Stadio Heysel di Bruxelles, finale di Coppa dei Campioni tra la Juventus del Trap e di Platini, e i campioni in carica del Liverpool. Una partita attesa come non mai dai tifosi bianconeri, dopo la delusione di Atene di due anni prima. Come allora furono tanti i tifosi partiti da tutto lo stivale per il Belgio, per assistere alla finalissima della loro squadra del cuore. Tra questi Luigi Carriera, infermiere professionale della Casa Sollievo della Sofferenza, 35 anni, sposato con due bambini in tenera età. C’era anche lui ad Atene, due anni prima. Quel 25 maggio 1983 un gol di Magath fece sprofondare nella disperazione sportiva i tifosi della Vecchia Signora. Gino, tifosissimo bianconero fin da bambino, decide di tornare a vedere la sua Juventus in finale, nella speranza di un esito diverso. Parte da San Giovanni Rotondo assieme ad un collega, Andrea, anche lui sangiovannese e tifoso bianconero, che, come molti italiani, aveva un fratello emigrato in Belgio, che è riuscito ad avere dei biglietti per la finale del 29 maggio.

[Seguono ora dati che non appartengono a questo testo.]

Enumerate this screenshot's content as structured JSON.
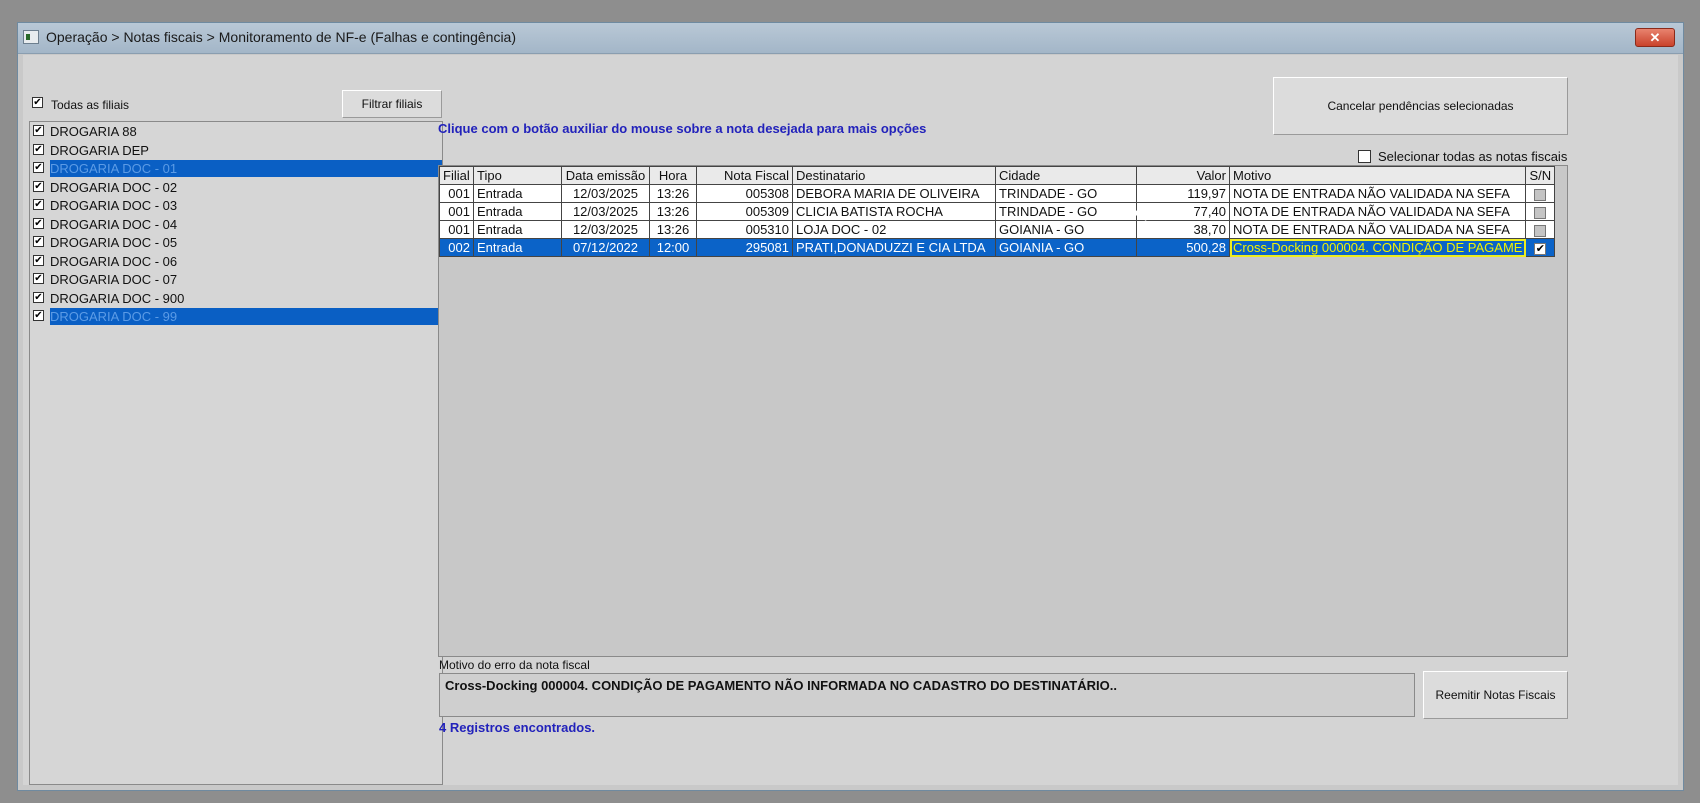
{
  "window": {
    "title": "Operação > Notas fiscais > Monitoramento de NF-e (Falhas e contingência)",
    "close_label": "✕"
  },
  "filiais": {
    "all_label": "Todas as filiais",
    "all_checked": true,
    "filter_button": "Filtrar filiais",
    "items": [
      {
        "label": "DROGARIA 88",
        "checked": true,
        "selected": false
      },
      {
        "label": "DROGARIA DEP",
        "checked": true,
        "selected": false
      },
      {
        "label": "DROGARIA DOC - 01",
        "checked": true,
        "selected": true
      },
      {
        "label": "DROGARIA DOC - 02",
        "checked": true,
        "selected": false
      },
      {
        "label": "DROGARIA DOC - 03",
        "checked": true,
        "selected": false
      },
      {
        "label": "DROGARIA DOC - 04",
        "checked": true,
        "selected": false
      },
      {
        "label": "DROGARIA DOC - 05",
        "checked": true,
        "selected": false
      },
      {
        "label": "DROGARIA DOC - 06",
        "checked": true,
        "selected": false
      },
      {
        "label": "DROGARIA DOC - 07",
        "checked": true,
        "selected": false
      },
      {
        "label": "DROGARIA DOC - 900",
        "checked": true,
        "selected": false
      },
      {
        "label": "DROGARIA DOC - 99",
        "checked": true,
        "selected": true
      }
    ]
  },
  "hint": "Clique com o botão auxiliar do mouse sobre a nota desejada para mais opções",
  "cancel_button": "Cancelar pendências selecionadas",
  "select_all_label": "Selecionar todas as notas fiscais",
  "table": {
    "columns": [
      "Filial",
      "Tipo",
      "Data emissão",
      "Hora",
      "Nota Fiscal",
      "Destinatario",
      "Cidade",
      "Valor",
      "Motivo",
      "S/N"
    ],
    "rows": [
      {
        "filial": "001",
        "tipo": "Entrada",
        "data": "12/03/2025",
        "hora": "13:26",
        "nota": "005308",
        "destinatario": "DEBORA  MARIA DE OLIVEIRA",
        "cidade": "TRINDADE - GO",
        "valor": "119,97",
        "motivo": "NOTA DE ENTRADA NÃO VALIDADA NA SEFA",
        "sn": false,
        "selected": false
      },
      {
        "filial": "001",
        "tipo": "Entrada",
        "data": "12/03/2025",
        "hora": "13:26",
        "nota": "005309",
        "destinatario": "CLICIA BATISTA ROCHA",
        "cidade": "TRINDADE - GO",
        "valor": "77,40",
        "motivo": "NOTA DE ENTRADA NÃO VALIDADA NA SEFA",
        "sn": false,
        "selected": false
      },
      {
        "filial": "001",
        "tipo": "Entrada",
        "data": "12/03/2025",
        "hora": "13:26",
        "nota": "005310",
        "destinatario": "LOJA DOC - 02",
        "cidade": "GOIANIA - GO",
        "valor": "38,70",
        "motivo": "NOTA DE ENTRADA NÃO VALIDADA NA SEFA",
        "sn": false,
        "selected": false
      },
      {
        "filial": "002",
        "tipo": "Entrada",
        "data": "07/12/2022",
        "hora": "12:00",
        "nota": "295081",
        "destinatario": "PRATI,DONADUZZI E CIA LTDA",
        "cidade": "GOIANIA - GO",
        "valor": "500,28",
        "motivo": "Cross-Docking 000004. CONDIÇÃO DE PAGAME",
        "sn": true,
        "selected": true
      }
    ]
  },
  "motivo_erro": {
    "label": "Motivo do erro da nota fiscal",
    "text": "Cross-Docking 000004. CONDIÇÃO DE PAGAMENTO NÃO INFORMADA NO CADASTRO DO DESTINATÁRIO.."
  },
  "reemitir_button": "Reemitir Notas Fiscais",
  "registros": "4 Registros encontrados."
}
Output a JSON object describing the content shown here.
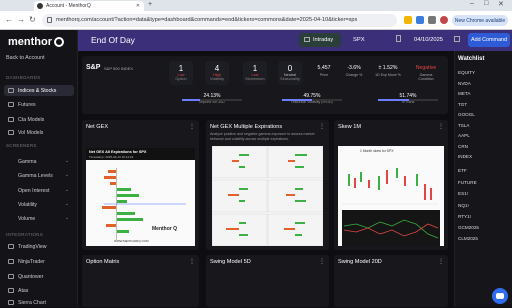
{
  "browser": {
    "tab_title": "Account - MenthorQ",
    "url": "menthorq.com/account/?action=data&type=dashboard&commands=eod&tickers=commons&date=2025-04-10&ticker=spx",
    "new_chrome": "New Chrome available"
  },
  "sidebar": {
    "logo": "menthor",
    "back": "Back to Account",
    "sections": [
      "DASHBOARDS",
      "SCREENERS",
      "INTEGRATIONS"
    ],
    "dashboards": [
      "Indices & Stocks",
      "Futures",
      "Cta Models",
      "Vol Models"
    ],
    "screeners": [
      "Gamma",
      "Gamma Levels",
      "Open Interest",
      "Volatility",
      "Volume"
    ],
    "integrations": [
      "TradingView",
      "NinjaTrader",
      "Quantower",
      "Atas",
      "Sierra Chart"
    ]
  },
  "topbar": {
    "title": "End Of Day",
    "intraday": "Intraday",
    "ticker": "SPX",
    "date": "04/10/2025",
    "add_command": "Add Command"
  },
  "summary": {
    "name": "S&P",
    "full": "S&P 500 INDEX",
    "gauges": [
      {
        "n": "1",
        "l": "Low",
        "k": "Option",
        "color": "#e24545"
      },
      {
        "n": "4",
        "l": "High",
        "k": "Volatility",
        "color": "#e24545"
      },
      {
        "n": "1",
        "l": "Low",
        "k": "Momentum",
        "color": "#e24545"
      },
      {
        "n": "0",
        "l": "Neutral",
        "k": "Seasonality",
        "color": "#bbbbbb"
      }
    ],
    "metrics": [
      {
        "v": "5,457",
        "k": "Price"
      },
      {
        "v": "-3.6%",
        "k": "Change %"
      },
      {
        "v": "± 1.52%",
        "k": "1D Exp Move %"
      },
      {
        "v": "Negative",
        "k": "Gamma Condition"
      }
    ],
    "stats": [
      {
        "v": "24.13%",
        "k": "Implied Vol 30D"
      },
      {
        "v": "49.75%",
        "k": "Historical Volatility (HV30)"
      },
      {
        "v": "51.74%",
        "k": "IV Rank"
      }
    ]
  },
  "watchlist": {
    "title": "Watchlist",
    "items": [
      "EQUITY",
      "NVDA",
      "META",
      "TGT",
      "GOOGL",
      "TSLA",
      "AAPL",
      "CRN",
      "INDEX",
      "ETF",
      "FUTURE",
      "ES1!",
      "NQ1!",
      "RTY1!",
      "GCM2025",
      "CLM2025"
    ]
  },
  "cards": [
    {
      "title": "Net GEX",
      "sub": "",
      "img_title": "Net GEX All Expirations for SPX",
      "img_sub": "Timestamp: 2025-04-10 16:14:22"
    },
    {
      "title": "Net GEX Multiple Expirations",
      "sub": "Analyze positive and negative gamma exposure to assess market behavior and volatility across multiple expirations."
    },
    {
      "title": "Skew 1M",
      "sub": "",
      "img_title": "1 Month skew for SPX"
    },
    {
      "title": "Option Matrix"
    },
    {
      "title": "Swing Model 5D"
    },
    {
      "title": "Swing Model 20D"
    }
  ],
  "watermark": "Menthor Q",
  "website": "WWW.MENTHORQ.COM",
  "colors": {
    "accent": "#3b2f79",
    "green": "#3cb043",
    "orange": "#e2612a",
    "red": "#e24545"
  }
}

Quel giorno Gino, assieme al compagno di avventura Andrea e altri due parenti di quest’ultimo, partono così in auto da Frameries, paesino poco distante da Mons, in direzione Bruxelles.
Arrivati nei pressi dello stadio Heysel parcheggiano l’auto e si incamminano verso lo stadio. Qui inizia il racconto di Gino:
“Arrivati nei pressi dello stadio, avevo come la percezione che qualcosa sarebbe andato storto. La zona antistante l’Heysel era già un tappeto di bottiglie di birra e di alcool. I tifosi del Liverpool erano già su di giri, per non dire ubriachi. Attorno alle 18 decidiamo di entrare allo stadio. Ci fecero entrare in una piccola porticina assieme ai tifosi del Liverpool. Entrati in curva ci siamo accorti di essere nel settore dei tifosi Reds, per questo scavalchiamo la rete, definita da molti come la rete del ‘pollaio’ e entriamo nel famigerato settore Z della curva, riservata ai tifosi bianconeri. Un settore non destinato alle tifoserie organizzate. In gran parte erano famiglie, ragazzi, donne e bambini. Gente semplice, magari molti emigrati italiani in Belgio che volevano semplicemente seguire e tifare la loro squadra del cuore.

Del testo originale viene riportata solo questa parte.